3 Geschil en conclusies van partijen

3.1.

Het geschil betreft het antwoord op de vraag op welke wijze het begrip werkgever in artikel 15, lid 2, letter c, van het belastingverdrag tussen Nederland en Portugal1 (hierna: het verdrag) uitgelegd dient te worden en welke gevolgen dat heeft voor belanghebbende voor de heffing van loonbelasting in Nederland.
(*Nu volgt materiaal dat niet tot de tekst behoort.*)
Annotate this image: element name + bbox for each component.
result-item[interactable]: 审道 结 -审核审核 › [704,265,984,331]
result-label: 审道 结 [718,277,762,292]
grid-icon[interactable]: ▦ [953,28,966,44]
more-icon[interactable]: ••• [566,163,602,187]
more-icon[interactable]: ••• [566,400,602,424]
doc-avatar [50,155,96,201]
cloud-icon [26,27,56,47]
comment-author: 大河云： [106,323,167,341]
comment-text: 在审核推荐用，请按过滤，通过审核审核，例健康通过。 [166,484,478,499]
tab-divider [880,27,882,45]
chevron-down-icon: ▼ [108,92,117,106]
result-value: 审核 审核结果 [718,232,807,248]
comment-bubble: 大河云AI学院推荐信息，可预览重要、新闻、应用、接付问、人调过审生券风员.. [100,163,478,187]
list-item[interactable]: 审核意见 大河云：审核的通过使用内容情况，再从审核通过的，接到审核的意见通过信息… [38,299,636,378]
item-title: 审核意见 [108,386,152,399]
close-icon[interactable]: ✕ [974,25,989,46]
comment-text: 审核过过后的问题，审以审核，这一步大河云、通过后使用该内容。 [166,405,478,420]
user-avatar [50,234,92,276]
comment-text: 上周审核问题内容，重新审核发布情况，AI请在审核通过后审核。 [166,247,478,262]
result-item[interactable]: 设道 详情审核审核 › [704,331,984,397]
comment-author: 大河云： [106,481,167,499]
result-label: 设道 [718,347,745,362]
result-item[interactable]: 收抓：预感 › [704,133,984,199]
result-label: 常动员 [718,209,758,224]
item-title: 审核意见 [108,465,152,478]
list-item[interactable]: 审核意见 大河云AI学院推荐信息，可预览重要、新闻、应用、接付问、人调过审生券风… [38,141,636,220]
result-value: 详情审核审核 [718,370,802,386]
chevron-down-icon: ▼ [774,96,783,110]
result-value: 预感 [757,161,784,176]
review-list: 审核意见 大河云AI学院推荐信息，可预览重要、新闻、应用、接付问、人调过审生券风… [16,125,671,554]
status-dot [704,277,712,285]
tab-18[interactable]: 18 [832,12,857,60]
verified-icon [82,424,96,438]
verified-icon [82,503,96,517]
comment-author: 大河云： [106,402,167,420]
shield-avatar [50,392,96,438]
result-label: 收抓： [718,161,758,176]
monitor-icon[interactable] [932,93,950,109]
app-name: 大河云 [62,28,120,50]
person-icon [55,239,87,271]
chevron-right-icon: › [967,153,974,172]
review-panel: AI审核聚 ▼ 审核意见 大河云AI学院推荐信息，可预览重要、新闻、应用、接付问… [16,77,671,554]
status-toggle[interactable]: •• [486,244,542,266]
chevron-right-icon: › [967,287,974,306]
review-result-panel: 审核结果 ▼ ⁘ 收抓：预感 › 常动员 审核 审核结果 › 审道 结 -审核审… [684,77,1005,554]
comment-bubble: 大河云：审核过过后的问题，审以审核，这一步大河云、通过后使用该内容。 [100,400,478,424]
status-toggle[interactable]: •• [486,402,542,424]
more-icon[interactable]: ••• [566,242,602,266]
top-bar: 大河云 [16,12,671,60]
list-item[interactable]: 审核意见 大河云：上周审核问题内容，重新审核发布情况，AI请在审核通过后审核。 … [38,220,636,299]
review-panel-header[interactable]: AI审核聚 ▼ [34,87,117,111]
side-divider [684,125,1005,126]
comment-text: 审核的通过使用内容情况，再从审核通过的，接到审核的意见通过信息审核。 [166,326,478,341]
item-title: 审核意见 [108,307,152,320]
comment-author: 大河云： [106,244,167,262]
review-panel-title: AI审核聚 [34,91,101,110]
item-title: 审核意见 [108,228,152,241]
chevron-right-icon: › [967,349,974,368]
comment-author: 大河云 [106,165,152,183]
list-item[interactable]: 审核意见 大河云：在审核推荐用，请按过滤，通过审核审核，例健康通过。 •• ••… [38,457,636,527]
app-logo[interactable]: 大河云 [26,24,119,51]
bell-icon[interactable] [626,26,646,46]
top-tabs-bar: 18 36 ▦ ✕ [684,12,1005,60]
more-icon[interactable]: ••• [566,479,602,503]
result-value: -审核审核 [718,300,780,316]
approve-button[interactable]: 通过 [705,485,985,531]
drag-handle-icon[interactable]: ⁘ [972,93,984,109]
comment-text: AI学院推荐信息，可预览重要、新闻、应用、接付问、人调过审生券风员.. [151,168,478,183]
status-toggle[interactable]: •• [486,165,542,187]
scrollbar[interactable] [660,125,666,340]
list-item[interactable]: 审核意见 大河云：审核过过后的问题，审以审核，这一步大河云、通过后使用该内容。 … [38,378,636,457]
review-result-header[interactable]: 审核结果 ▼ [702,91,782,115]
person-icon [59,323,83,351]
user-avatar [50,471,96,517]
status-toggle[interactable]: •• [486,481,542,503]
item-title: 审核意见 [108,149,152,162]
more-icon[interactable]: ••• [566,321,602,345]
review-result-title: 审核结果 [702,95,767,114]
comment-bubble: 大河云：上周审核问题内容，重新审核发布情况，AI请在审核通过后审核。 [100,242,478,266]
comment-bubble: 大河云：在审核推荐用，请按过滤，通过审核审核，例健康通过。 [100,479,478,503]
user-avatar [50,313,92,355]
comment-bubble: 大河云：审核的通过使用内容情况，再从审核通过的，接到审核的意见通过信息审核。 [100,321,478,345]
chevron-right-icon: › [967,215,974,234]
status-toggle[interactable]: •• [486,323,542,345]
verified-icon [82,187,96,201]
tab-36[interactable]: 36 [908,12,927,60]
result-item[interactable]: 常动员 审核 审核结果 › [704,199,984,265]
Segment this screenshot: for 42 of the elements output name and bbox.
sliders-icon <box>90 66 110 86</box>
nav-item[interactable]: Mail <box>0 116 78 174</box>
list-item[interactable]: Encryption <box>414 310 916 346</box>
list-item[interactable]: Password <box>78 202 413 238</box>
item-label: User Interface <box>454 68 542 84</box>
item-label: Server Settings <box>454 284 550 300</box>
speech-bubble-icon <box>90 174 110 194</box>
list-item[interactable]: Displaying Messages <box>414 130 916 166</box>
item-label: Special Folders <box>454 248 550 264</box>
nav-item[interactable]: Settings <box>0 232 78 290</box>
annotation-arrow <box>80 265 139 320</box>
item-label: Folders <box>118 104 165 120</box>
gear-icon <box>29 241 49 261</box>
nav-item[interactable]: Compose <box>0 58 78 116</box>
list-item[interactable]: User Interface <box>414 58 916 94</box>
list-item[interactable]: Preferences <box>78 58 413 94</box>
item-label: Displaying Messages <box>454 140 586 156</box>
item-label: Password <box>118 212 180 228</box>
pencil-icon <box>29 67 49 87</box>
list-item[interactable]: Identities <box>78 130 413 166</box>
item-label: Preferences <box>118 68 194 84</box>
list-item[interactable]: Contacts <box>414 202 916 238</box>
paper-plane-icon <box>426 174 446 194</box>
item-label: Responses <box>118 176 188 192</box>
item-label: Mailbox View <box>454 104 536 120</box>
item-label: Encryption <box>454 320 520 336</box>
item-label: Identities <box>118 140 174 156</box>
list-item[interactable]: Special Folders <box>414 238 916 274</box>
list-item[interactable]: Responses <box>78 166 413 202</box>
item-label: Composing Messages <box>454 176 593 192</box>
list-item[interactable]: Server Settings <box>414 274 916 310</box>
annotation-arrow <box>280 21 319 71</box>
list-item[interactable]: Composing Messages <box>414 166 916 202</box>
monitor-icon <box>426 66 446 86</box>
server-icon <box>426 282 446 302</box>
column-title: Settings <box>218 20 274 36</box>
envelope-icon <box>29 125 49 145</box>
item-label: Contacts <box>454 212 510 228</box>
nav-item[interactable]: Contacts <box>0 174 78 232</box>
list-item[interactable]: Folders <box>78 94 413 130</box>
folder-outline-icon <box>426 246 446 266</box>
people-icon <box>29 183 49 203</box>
Belanghebbende heeft tijdens de zitting van het hof bevestigd dat zij haar standpunt dat zij bestrijdt dat [NV] een vaste inrichting had in Nederland bij de rechtbank uitdrukkelijk en ondubbelzinnig heeft prijsgegeven.

3.2.

Belanghebbende concludeert tot gegrondverklaring van het hoger beroep, vernietiging van de uitspraak van de rechtbank, en vermindering van de naheffingsaanslag tot een bedrag van € 8.901. De inspecteur concludeert tot bevestiging van de uitspraak van de rechtbank.

3.3.

De naheffingsaanslag voor zover die betrekking heeft op ter beschikking gestelde auto’s, is tussen partijen niet in geschil. Het materiële geschil in hoger beroep is beperkt tot een bedrag van € 2.788 (exclusief belastingrente).